Digitally recorded vinyl vs streaming


I know this is an hot button for many, but here goes... I like vinyl and have many albums from the 60's, 70's and 80's.  I'm interested in some 80's and 90's albums - like U2, REM, Nirvana,  but I wonder if they will sound any better than streaming since they were probably recored digitally.

mojo771

Showing 2 responses by mijostyn

Vinyl reproduction in its entirety has a unique set of characteristics/distortions that overlay any other format type as to make them all sound like vinyl playback. It does not matter how the recording was done. Once the recording is in the vinyl format it will always sound like vinyl. This is something anyone who records vinyl to high resolution digital files will tell you. Whether or not this is good or bad is another issue for others to argue about. 

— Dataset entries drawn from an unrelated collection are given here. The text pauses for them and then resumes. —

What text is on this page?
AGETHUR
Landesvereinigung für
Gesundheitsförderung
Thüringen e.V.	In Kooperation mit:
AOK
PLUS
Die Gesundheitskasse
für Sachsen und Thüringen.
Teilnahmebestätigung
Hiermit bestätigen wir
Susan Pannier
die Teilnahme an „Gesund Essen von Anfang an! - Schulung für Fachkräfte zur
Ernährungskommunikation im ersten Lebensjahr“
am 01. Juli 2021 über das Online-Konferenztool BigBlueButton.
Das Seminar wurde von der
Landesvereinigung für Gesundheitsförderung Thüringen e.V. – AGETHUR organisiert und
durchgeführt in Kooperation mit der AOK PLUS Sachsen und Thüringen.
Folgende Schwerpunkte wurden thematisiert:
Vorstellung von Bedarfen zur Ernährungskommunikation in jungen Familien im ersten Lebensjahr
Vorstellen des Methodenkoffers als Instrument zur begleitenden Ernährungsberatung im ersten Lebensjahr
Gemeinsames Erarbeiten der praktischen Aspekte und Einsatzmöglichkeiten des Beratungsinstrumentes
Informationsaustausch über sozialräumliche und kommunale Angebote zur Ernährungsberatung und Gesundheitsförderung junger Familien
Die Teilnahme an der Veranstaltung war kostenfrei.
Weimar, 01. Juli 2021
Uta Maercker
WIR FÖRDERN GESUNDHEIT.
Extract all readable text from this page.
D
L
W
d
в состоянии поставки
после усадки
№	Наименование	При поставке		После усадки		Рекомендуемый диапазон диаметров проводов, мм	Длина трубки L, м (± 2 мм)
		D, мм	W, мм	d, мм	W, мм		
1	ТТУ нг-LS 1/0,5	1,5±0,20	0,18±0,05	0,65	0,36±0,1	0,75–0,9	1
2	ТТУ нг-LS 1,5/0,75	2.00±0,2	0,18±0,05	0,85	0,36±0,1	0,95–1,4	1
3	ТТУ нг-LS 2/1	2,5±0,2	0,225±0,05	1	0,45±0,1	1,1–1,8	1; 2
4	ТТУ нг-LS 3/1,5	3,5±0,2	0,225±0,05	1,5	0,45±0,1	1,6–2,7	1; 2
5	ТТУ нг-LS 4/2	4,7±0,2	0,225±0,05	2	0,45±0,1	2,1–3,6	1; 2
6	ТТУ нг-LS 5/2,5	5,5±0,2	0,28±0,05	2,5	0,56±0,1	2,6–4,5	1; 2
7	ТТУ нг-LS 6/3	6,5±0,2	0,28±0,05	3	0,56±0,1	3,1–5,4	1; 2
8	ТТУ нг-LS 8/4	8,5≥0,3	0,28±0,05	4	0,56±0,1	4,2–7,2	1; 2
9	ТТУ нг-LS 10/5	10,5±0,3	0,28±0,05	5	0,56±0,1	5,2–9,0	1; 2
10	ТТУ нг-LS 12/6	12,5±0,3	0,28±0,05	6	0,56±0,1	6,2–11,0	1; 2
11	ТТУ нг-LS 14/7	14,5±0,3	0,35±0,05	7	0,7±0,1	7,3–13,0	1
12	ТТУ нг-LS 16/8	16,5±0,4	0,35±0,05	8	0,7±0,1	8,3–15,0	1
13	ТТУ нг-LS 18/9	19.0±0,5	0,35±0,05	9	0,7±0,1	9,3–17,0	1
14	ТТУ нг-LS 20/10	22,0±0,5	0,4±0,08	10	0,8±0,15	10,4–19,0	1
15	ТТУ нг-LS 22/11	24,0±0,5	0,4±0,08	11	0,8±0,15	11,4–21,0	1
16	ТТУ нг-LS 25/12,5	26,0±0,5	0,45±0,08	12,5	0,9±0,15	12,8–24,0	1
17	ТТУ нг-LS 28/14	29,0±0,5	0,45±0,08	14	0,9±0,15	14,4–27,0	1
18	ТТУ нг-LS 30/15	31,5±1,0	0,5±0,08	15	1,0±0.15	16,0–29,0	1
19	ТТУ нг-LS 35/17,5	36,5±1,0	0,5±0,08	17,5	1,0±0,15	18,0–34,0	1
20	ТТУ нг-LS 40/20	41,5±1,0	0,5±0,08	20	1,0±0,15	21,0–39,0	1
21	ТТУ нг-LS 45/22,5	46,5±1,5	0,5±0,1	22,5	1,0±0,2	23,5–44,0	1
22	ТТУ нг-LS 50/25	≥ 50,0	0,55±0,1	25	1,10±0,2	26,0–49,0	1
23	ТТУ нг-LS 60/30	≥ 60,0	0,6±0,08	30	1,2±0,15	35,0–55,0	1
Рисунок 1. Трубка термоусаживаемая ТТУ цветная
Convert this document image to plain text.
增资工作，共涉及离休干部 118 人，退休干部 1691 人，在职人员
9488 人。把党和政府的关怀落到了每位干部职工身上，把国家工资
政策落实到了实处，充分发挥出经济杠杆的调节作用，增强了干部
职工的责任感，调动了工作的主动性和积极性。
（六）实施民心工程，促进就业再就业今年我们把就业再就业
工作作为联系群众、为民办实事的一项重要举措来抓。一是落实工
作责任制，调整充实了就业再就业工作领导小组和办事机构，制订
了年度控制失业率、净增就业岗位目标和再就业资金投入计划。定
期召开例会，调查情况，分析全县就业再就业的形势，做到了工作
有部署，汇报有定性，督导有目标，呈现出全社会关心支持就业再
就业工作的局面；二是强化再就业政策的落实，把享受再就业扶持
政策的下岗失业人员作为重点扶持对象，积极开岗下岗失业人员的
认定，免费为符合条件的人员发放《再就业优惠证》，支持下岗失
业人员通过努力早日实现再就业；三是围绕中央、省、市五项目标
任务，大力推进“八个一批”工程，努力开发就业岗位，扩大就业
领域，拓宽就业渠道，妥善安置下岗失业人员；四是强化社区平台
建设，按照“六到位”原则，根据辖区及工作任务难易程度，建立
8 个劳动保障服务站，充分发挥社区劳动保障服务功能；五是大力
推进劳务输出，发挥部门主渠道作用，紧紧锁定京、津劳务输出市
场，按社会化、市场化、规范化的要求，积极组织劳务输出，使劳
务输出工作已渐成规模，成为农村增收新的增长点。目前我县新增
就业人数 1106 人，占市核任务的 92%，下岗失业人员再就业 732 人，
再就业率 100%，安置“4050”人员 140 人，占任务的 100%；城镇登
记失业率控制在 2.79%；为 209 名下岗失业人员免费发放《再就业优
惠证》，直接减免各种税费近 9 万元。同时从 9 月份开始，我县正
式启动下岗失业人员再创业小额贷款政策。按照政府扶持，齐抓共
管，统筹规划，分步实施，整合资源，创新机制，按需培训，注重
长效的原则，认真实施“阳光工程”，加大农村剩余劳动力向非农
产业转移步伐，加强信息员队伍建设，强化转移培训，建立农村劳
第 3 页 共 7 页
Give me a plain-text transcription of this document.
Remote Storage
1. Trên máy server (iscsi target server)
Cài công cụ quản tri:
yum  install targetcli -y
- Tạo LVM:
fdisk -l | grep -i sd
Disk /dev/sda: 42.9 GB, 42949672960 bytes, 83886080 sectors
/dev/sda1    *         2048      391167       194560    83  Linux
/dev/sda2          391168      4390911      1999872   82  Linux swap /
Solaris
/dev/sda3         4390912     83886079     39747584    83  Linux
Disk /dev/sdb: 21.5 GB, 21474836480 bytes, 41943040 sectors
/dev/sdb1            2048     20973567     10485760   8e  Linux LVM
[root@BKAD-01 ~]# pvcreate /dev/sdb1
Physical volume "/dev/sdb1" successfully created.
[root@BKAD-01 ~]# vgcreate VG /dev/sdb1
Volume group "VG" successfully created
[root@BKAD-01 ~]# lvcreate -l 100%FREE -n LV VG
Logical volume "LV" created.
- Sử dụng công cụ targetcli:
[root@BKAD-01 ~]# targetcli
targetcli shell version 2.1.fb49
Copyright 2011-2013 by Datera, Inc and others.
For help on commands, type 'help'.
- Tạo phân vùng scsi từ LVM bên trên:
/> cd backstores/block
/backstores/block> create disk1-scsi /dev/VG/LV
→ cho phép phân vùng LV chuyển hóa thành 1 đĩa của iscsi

@mojo771 , I am going to agree with @mikelavigne on this one.

I record vinyl to a hard drive on a regular basis using the same system Michael Fremer uses from Channel D. In 24/192 it is extremely hard to hear any difference between the digital recording and the album itself. For very special records like the Led Zeppelin 45 RPM box set by Classic Records it is a no brainer.

It does not matter how the record is recorded. Vinyl will always sound like vinyl with the characteristics of your system and the quality of the record added to the mix. Once an album becomes vinyl it stays vinyl from a sonic perspective even when played back from a digital file.

I am a music collector. To me streaming in not a first line modality. It is useful for listening to new material before you spend your money on the software.